O rei Kim os reverenciou em agradecimento.

— Quanto a mim nada mudou meu amigo, você sabe que podes contar com meu amor e amizade para com seus dois filhos, e aproveito para dizer que vocês também, rei Bang, rei Hwang, e falo independente de resultados que seus filhos terão sempre todo meu apoio e passagem livre em meu reino, não vamos deixar que o que eles criaram aqui se percam pela ignorância de seus pais está bem?

Os outros três reis concordaram e seguiram bebendo juntos esperando a hora da última prova.

[...]

A princesa Kim estava com seu irmão, a fada o menino esquilo e os dois de sua guarda, o chefe e o novato, em seu quarto se preparando para a última prova onde ela será a peça fundamental.

— Vamos te deixar ainda mais bela, minha princesa amada. — A fada cuidava de sua roupa com extremo cuidado. — Yang, meu amorzinho, você poderia me ajudar com a barra do vestido dela?

— Claro Felixie, o que precisa que eu faça huh?

— Primeiro... — a fada deu um breve selar nos lábios do guarda real, que ficou vermelho como um pimentão, tirando risos fofos dos demais. — Desculpe amor, mas é a primeira vez que nos vemos hoje, trabalhei a noite inteira na última prova e estava com saudades.

— Tudo bem, — ele sorriu pequeno. — Mas beije o nosso Hannie também e volte para arrumarmos o vestido.

O menino esquilo dormia no peito do príncipe Kim que deixava carinhos nele então a fada fez o que lhe foi pedido indo até ele e deixando um doce selar em seus lábios e mesmo sorrindo o menino esquilo sorriu.

— Morro de fofura com vocês, acho injusto tanto amor explicito assim.

— E eu estou com o Binnie, vão logo arrumar minha irmã, estou ansioso.

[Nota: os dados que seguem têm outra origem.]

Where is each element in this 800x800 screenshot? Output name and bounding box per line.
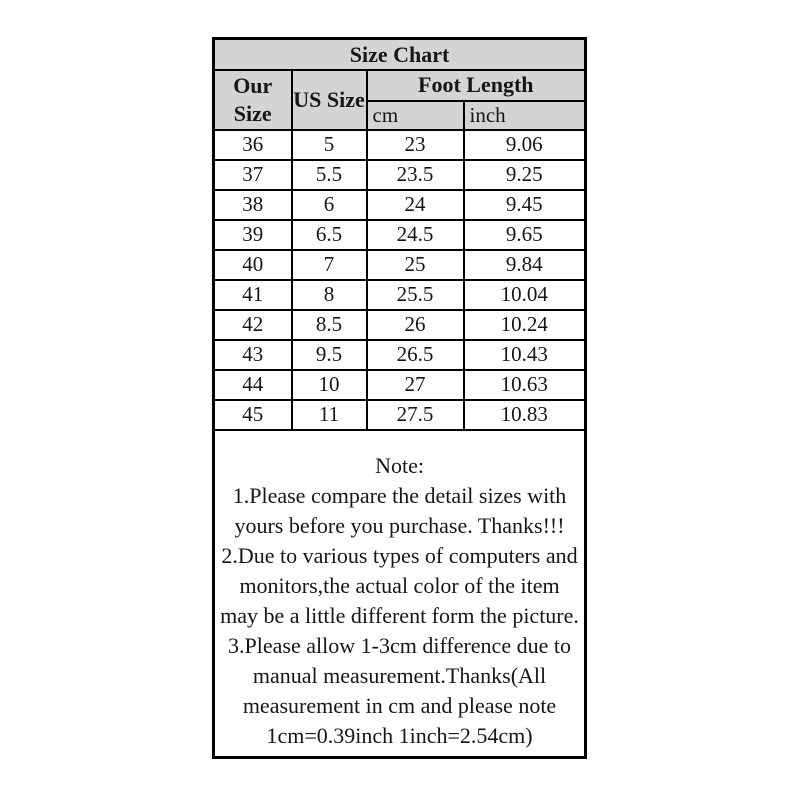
table-row: 37 5.5 23.5 9.25 xyxy=(212,158,587,191)
cell-our-size: 41 xyxy=(212,278,293,311)
cell-us-size: 8.5 xyxy=(290,308,368,341)
cell-inch: 10.43 xyxy=(462,338,587,371)
cell-inch: 10.63 xyxy=(462,368,587,401)
cell-cm: 24 xyxy=(365,188,465,221)
cell-cm: 26.5 xyxy=(365,338,465,371)
cell-our-size: 45 xyxy=(212,398,293,431)
cell-inch: 9.45 xyxy=(462,188,587,221)
cell-cm: 25.5 xyxy=(365,278,465,311)
note-line: manual measurement.Thanks(All xyxy=(252,662,547,688)
cell-us-size: 5 xyxy=(290,128,368,161)
note-heading: Note: xyxy=(375,452,424,478)
cell-our-size: 43 xyxy=(212,338,293,371)
table-row: 44 10 27 10.63 xyxy=(212,368,587,401)
header-foot-length: Foot Length xyxy=(365,68,587,102)
cell-cm: 27.5 xyxy=(365,398,465,431)
cell-cm: 23.5 xyxy=(365,158,465,191)
cell-inch: 9.25 xyxy=(462,158,587,191)
table-row: 42 8.5 26 10.24 xyxy=(212,308,587,341)
note-line: may be a little different form the pictu… xyxy=(220,602,579,628)
cell-cm: 24.5 xyxy=(365,218,465,251)
cell-cm: 26 xyxy=(365,308,465,341)
header-unit-cm: cm xyxy=(365,99,465,131)
cell-our-size: 42 xyxy=(212,308,293,341)
note-line: 1.Please compare the detail sizes with xyxy=(232,482,567,508)
cell-us-size: 7 xyxy=(290,248,368,281)
note-line: monitors,the actual color of the item xyxy=(239,572,560,598)
note-line: 2.Due to various types of computers and xyxy=(221,542,578,568)
cell-inch: 9.06 xyxy=(462,128,587,161)
table-row: 39 6.5 24.5 9.65 xyxy=(212,218,587,251)
cell-our-size: 44 xyxy=(212,368,293,401)
cell-us-size: 11 xyxy=(290,398,368,431)
cell-cm: 25 xyxy=(365,248,465,281)
cell-cm: 23 xyxy=(365,128,465,161)
table-row: 36 5 23 9.06 xyxy=(212,128,587,161)
cell-inch: 10.04 xyxy=(462,278,587,311)
note-line: yours before you purchase. Thanks!!! xyxy=(234,512,565,538)
cell-us-size: 5.5 xyxy=(290,158,368,191)
note-line: 3.Please allow 1-3cm difference due to xyxy=(228,632,571,658)
table-title: Size Chart xyxy=(212,37,587,71)
cell-us-size: 10 xyxy=(290,368,368,401)
note-box: Note: 1.Please compare the detail sizes … xyxy=(212,428,587,759)
table-row: 45 11 27.5 10.83 xyxy=(212,398,587,431)
header-our-size: Our Size xyxy=(212,68,293,131)
cell-us-size: 8 xyxy=(290,278,368,311)
cell-cm: 27 xyxy=(365,368,465,401)
cell-us-size: 6.5 xyxy=(290,218,368,251)
table-row: 43 9.5 26.5 10.43 xyxy=(212,338,587,371)
note-line: measurement in cm and please note xyxy=(242,692,557,718)
cell-inch: 10.83 xyxy=(462,398,587,431)
cell-our-size: 40 xyxy=(212,248,293,281)
note-line: 1cm=0.39inch 1inch=2.54cm) xyxy=(266,722,533,748)
table-row: 38 6 24 9.45 xyxy=(212,188,587,221)
header-unit-inch: inch xyxy=(462,99,587,131)
cell-our-size: 36 xyxy=(212,128,293,161)
cell-us-size: 9.5 xyxy=(290,338,368,371)
cell-our-size: 39 xyxy=(212,218,293,251)
cell-inch: 9.84 xyxy=(462,248,587,281)
cell-inch: 9.65 xyxy=(462,218,587,251)
cell-our-size: 37 xyxy=(212,158,293,191)
header-us-size: US Size xyxy=(290,68,368,131)
size-chart-table: Size Chart Our Size US Size Foot Length … xyxy=(212,37,588,759)
table-row: 40 7 25 9.84 xyxy=(212,248,587,281)
cell-us-size: 6 xyxy=(290,188,368,221)
cell-our-size: 38 xyxy=(212,188,293,221)
cell-inch: 10.24 xyxy=(462,308,587,341)
table-row: 41 8 25.5 10.04 xyxy=(212,278,587,311)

Todos sorriram e a princesa que estava muito tensa decidiu falar enfim.

— Lixie...

— Oi, amor... aqui Yang, pegue essa ponta e a prenda assim.

A fada olhou para a princesa como quem queria dizer, “pode falar estou lhe ouvindo”.

— Eles correrão algum perigo nessa última prova?

— Ah, é isso que te preocupa tanto?

— Acho que sim...

— Sem perigos reais minha doce princesa, apenas coisas que eles precisarão lidar.

— Entendo...

O Felix ficou em sua frente a olhando e chamou o Yang com um gesto para que ele a olhasse junto a si.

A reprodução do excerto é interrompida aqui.